Légèrement décevant sur son dernier opus hollywoodien "Stoker", Park Chan-Wook revient en puissance avec "Agassi" ou plutôt "Mademoiselle", un long métrage machiavélique en trois parties se déroulant pendant la première moitié du XXe siècle dans une Corée administrée par les forces japonaises. Le film s'articule autour de Hideko, jeune héritière nippone fortunée installée depuis son enfance avec son pervers d'oncle aux penchants sadiques, amateur de littérature licencieuse japonaise et d'estampes shunga dans un lieu on ne peut plus original et singulier : une sorte de manoir britannique fin de siècle jumelé à une maison traditionnelle japonaise en pleine Corée. Depuis son plus jeune âge, Hideko travaille sa diction et participe aux séances de lecture de littérature érotique organisées par son oncle auxquelles sont conviés d'autres vieux pervers japonais ventripotents prêt à dépenser une bonne fortune pour acquérir ces ouvrages et fantasmer à distance sur les doux mots de la comtesse. Les ouvrages vendus sont en fait des faux exemplaires dûment recopiés et falsifiés par l'oncle qu'il met aux enchères à la fin de ces séances secrètes.

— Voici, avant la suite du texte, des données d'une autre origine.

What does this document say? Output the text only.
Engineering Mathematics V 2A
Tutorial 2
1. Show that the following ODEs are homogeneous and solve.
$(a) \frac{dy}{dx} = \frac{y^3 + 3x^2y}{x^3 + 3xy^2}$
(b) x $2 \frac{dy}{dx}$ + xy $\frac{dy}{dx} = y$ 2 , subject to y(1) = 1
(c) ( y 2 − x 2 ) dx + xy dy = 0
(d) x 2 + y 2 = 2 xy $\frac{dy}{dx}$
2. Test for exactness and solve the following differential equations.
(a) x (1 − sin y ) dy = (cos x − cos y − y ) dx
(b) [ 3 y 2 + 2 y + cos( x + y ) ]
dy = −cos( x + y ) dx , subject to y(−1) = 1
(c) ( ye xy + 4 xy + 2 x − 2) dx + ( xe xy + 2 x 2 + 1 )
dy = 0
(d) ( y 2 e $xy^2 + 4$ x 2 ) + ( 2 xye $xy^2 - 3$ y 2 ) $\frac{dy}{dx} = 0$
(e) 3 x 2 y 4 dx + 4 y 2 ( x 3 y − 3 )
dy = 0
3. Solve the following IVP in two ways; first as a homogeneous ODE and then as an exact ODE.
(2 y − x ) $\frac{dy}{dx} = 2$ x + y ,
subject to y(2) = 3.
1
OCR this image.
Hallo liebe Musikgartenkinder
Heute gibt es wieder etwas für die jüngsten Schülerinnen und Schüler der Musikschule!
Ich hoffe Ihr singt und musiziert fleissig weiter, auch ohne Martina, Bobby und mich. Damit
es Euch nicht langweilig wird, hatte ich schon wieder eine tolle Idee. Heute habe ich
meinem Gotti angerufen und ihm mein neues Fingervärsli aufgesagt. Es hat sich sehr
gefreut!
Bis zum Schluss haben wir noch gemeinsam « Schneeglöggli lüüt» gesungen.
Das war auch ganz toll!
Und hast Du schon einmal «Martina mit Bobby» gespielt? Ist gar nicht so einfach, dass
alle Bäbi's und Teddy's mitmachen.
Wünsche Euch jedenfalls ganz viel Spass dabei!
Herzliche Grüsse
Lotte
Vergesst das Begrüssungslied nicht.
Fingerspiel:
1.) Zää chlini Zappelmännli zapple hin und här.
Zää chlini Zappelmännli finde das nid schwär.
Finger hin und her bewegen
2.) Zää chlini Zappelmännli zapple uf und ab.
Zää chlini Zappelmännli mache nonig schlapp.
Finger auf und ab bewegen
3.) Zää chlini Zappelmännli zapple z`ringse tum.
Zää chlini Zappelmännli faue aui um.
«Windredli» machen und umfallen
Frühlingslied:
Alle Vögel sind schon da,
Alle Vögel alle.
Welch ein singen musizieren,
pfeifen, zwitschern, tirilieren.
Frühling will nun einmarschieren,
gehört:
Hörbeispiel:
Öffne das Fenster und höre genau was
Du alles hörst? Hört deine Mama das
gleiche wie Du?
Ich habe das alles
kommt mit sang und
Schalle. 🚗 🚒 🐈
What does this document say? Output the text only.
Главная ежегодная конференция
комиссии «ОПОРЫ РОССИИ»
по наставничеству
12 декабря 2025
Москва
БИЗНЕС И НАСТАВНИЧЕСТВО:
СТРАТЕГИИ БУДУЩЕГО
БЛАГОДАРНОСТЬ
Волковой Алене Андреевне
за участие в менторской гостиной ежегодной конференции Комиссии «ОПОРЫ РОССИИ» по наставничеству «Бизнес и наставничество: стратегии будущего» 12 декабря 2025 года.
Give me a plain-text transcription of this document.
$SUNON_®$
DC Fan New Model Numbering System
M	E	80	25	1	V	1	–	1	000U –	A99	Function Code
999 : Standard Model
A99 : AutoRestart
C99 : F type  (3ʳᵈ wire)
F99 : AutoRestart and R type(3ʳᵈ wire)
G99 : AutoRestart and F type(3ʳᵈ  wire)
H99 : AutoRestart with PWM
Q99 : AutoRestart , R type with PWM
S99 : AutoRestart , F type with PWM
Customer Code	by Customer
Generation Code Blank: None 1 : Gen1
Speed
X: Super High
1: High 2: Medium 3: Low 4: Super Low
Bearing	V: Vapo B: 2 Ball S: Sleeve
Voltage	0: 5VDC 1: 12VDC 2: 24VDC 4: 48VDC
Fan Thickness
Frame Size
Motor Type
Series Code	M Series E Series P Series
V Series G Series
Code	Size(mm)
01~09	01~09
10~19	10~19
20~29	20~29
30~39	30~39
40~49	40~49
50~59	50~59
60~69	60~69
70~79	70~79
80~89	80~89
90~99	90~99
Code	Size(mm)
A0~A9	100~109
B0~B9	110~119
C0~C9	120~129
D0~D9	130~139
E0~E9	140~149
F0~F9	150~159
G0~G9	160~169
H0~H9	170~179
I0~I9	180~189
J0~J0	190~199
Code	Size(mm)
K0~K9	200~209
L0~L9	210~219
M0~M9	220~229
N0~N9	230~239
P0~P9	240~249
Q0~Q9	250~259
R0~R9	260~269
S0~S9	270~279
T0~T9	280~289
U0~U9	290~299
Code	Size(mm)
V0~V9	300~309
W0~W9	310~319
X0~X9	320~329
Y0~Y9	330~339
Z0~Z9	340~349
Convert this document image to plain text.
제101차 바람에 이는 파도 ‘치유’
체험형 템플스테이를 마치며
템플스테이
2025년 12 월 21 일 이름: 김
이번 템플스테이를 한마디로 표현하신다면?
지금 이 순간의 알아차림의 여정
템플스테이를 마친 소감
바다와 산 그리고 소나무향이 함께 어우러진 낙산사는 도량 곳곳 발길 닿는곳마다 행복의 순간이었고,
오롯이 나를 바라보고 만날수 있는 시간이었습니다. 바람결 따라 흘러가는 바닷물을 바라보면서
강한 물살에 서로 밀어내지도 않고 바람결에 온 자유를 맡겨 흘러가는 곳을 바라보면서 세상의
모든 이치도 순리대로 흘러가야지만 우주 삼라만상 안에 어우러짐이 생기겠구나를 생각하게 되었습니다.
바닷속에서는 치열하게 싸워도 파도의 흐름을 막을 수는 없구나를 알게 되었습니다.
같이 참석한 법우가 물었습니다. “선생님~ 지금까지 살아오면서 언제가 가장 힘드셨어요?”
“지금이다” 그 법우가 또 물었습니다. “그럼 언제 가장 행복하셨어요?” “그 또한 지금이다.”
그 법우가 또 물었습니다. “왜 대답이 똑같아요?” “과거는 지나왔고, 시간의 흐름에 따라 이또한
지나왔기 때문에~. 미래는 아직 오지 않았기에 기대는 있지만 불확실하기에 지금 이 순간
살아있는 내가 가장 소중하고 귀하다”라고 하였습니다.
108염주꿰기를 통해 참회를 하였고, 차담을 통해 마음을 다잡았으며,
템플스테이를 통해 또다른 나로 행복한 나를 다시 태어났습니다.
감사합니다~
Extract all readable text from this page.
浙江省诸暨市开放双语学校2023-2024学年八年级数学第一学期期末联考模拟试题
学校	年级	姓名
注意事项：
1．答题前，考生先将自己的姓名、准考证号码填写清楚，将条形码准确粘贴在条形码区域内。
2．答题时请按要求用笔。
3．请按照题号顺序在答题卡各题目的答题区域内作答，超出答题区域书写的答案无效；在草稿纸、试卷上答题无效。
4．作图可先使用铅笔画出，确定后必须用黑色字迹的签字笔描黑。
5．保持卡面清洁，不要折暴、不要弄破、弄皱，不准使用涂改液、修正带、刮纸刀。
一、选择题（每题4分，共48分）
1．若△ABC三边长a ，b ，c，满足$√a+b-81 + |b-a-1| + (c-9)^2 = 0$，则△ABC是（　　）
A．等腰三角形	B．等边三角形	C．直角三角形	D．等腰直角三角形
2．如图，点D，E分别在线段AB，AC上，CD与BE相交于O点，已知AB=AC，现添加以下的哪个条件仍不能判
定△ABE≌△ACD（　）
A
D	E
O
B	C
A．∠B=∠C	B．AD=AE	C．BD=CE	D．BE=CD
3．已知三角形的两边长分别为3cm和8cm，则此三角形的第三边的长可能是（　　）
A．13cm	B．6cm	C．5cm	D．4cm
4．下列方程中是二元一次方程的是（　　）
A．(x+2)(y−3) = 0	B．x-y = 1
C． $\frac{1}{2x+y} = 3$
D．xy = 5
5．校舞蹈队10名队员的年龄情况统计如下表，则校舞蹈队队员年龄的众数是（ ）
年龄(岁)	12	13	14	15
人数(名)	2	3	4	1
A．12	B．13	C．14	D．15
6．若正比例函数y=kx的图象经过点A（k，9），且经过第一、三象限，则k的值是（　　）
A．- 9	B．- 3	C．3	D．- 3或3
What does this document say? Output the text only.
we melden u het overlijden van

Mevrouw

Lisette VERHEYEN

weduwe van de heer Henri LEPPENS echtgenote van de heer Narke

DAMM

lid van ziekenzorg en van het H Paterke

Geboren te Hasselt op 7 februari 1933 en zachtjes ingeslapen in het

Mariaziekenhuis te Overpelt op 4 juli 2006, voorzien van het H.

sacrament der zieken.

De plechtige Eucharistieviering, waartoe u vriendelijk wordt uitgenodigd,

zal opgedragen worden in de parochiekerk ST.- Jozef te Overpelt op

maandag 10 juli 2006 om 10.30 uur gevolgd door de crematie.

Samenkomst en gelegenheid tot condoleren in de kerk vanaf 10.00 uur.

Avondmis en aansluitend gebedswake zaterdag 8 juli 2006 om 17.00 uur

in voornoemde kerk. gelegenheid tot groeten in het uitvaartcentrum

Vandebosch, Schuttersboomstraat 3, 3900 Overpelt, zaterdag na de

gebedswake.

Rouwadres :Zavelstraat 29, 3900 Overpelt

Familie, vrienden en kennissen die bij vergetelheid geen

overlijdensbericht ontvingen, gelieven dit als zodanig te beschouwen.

Rentrent ensuite en action deux autres personnages centraux qui sont rapidement au courant de cette supercherie : Sookee (la sublime Kim Tae-ri) et le dit "comte" issus de la même famille/mafia coréenne de faussaires receleurs. Conscients qu'il y a dans cette histoire plusieurs deniers à gagner, les deux se lancent dans un projet machiavélique de manipulation et de jeu de rôle : Sookee devra jouer la servante de Hideko et devra tout faire pour lui faire aimer le comte avec qui elle devra se marier ôtant de facto l'héritage à son oncle. Une fois ce plan achevé, les deux personnages feront croire à la folie d'Hideko en la plaçant dans un hôpital psychiatrique avant de repartir avec l'argent de l'héritage ainsi que les bijoux et autres magnifiques vêtements d'époque que possède la jeune femme. Les bases de ce thriller grinçant sont posées, les personnages ont leur rôle bien en place et l'on jubile à l'idée que ça va mal tourner.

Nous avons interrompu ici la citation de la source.